Viber Stickers

With Indians specially the youth spending more time on mobile, messaging apps in India are witnessing an explosive growth and business initiatives. The world’s most popular messaging app, WhatsApp is leading the race in India with more than 40 million active users. The fight now is to occupy the second spot and then subsequently provide a stiff competition in a market, recently tagged as the fastest growing smartphone market in the globe by Gartner.

There is homegrown Hike, Chinese giant Tencent’s WeChat, Japan headquartered Line, Nimbuzz and Cyprus based messaging and VOIP app Viber to name a few, who are competing in the messaging space as well as expanding their base into voice.

Known for its free voice calling feature, Viber made big news last month when it was acquired by Rakuten, one of Japan’s largest Internet companies, for $900 million. However, the news phased out after Facebook dropped the bomb with its acquisition of WhatsApp for $19billion.

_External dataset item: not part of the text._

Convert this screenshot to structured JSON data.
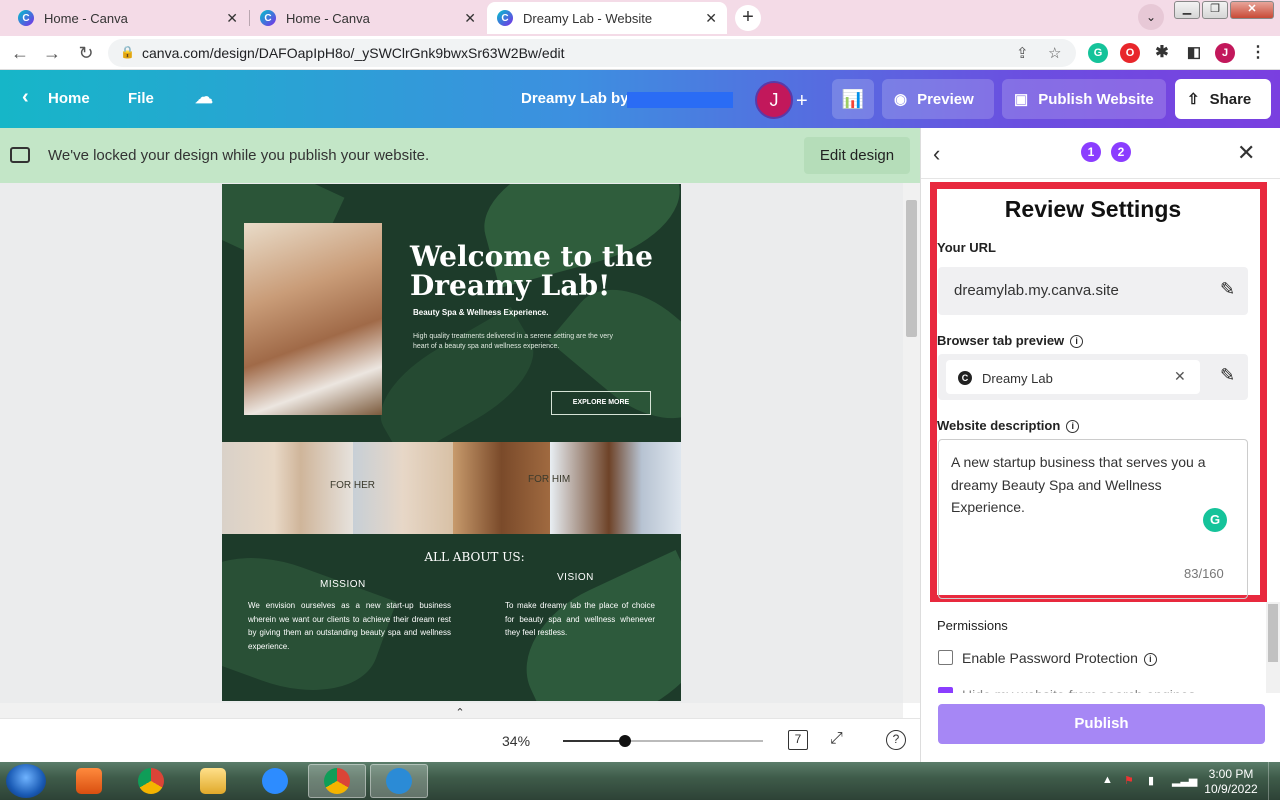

But, Viber is not out of the game; it is already adding 600,000 users daily, up by about 50,000 from Feb 14 when the deal was announced. At the time of acquisition, Viber had 100 million active users from its 280 million global registered users. Hiroshi Mikitani, CEO of Rakuten and Japan’s third-richest person with a net worth of $8.2 billion, in an interview with Bloomberg Technology shared that he aims to expand to 2 billion users with this acquisition.

Viber today has 300 million registered users globally out of which 16 million are registered users from India and 4 million are the active ones. Today India is an important market for Viber which has India operations based out in Gurgaon.

“We started our operations in India in December, but the app has been around for the last three to four years,” shares Anubhav Nayyar, Country Head, Viber India, while exchanging his thoughts over an email interview.

Anubhav Nayyar Country Head Viber IndiaThe key idea behind setting up an Indian operations unit was to understand the consumer for Viber which operates across 193 countries. “One of our key imperatives is also to understand what the users like or dislike – not just about Viber, but about the social messaging space in general. It is such an evolving category that it changes every two-three months.

So although we have been able to maintain our position, one of the key things is to bring about localization.”

Viber believes in providing a great user experience and it is developing products that help users share rich content. “We have always ensured that our products are simple to use and because we believe that if a product is simple to use, has a good user experience, provides some relevant benefits to the consumer, advertising can be kept on hold,” Nayyar said while sharing Viber’s philosophy to not confuse its users by introducing ads or games.

Viber’s presence on all major platforms has helped its growth and since India is still dominated by 80% feature phone market, Viber’s presence on desktop has been a boon. Going further Viber will be directing its efforts towards improvising its existing products.

The recent partnership announced at the MWC 2014 with Nokia wherein Viber will come pre-installed on Nokia’s new range of Android phones will boost the user base, Nayyar predicts.

Viber is not only working on the user experience and introducing localized products, it is also working on scaling its revenues. Mikitani recently acknowledged that the Viber deal was a big one at a time when Rakuten had a $29.5 million net loss last year. So the focus is to monetize for the company that paid about $3 for each of Viber’s users.

Right now Viber has two revenue models: first is via the Viber stickers or rich emoticons, close to 90 percent of stickers are free, but for the rest one has to pay and they are renowned characters such as Garfield or Smurfs. So users have an option between these or the 1200 odd free stickers. So this model is based on expression.

Nayyar states that, “people love to communicate through stickers to express themselves and therefore they are even ready to pay for these stickers.” However, he chose not to share any numbers on what percentage of people from India are opting for the paid stickers.

The second part of monetizing is based on functionality. Viber has Viber Out feature which allows users to make calls to anyone across the globe on their cellphones or landlines.

Voice calling feature is getting exciting with WhatsApp and Nimbuzz joining the space with telco partnership. However, Viber isn’t worried about the growing competition and is confident about the superiority of its services.

“When it comes to making calls using data connection in the phone, we have better technology. We are confident that we will offer the most clear and reliable calls using data connection. Other app makers may try to include the same feature in their IM apps but our service will be superior,” Nayyar informs.

Further he states that, “Viber Out works really well on 3G. With 2G, users may face a bit of network issues but if you want to really enjoy the video, you should be on 3G.” With 3G roll out yet to be a success in India, Viber Out will have to wait before it becomes a common go-to feature for calling.

Talking on the recent controversy created by telcos in India asking TRAI to impose regulation on messaging apps, he thinks that telecom operators are never a competition and there is a symbiotic relationship existing between operators and instant messaging apps.

“At the end of the day, instant messaging apps run on data plans which are provided by these operators, except for when people are using it in a Wi-Fi zone. People love to share and be on IM apps and these add to the revenue of the telecom operators.”

Going further in 2014, Viber aims to double its user base by providing them with unmatched messaging and voice calling features. Nayyar also added that with a team based in Gurgaon which is purely focused on investing in research to create localized content for India, Viber users could look forward to some exciting innovations in the coming future.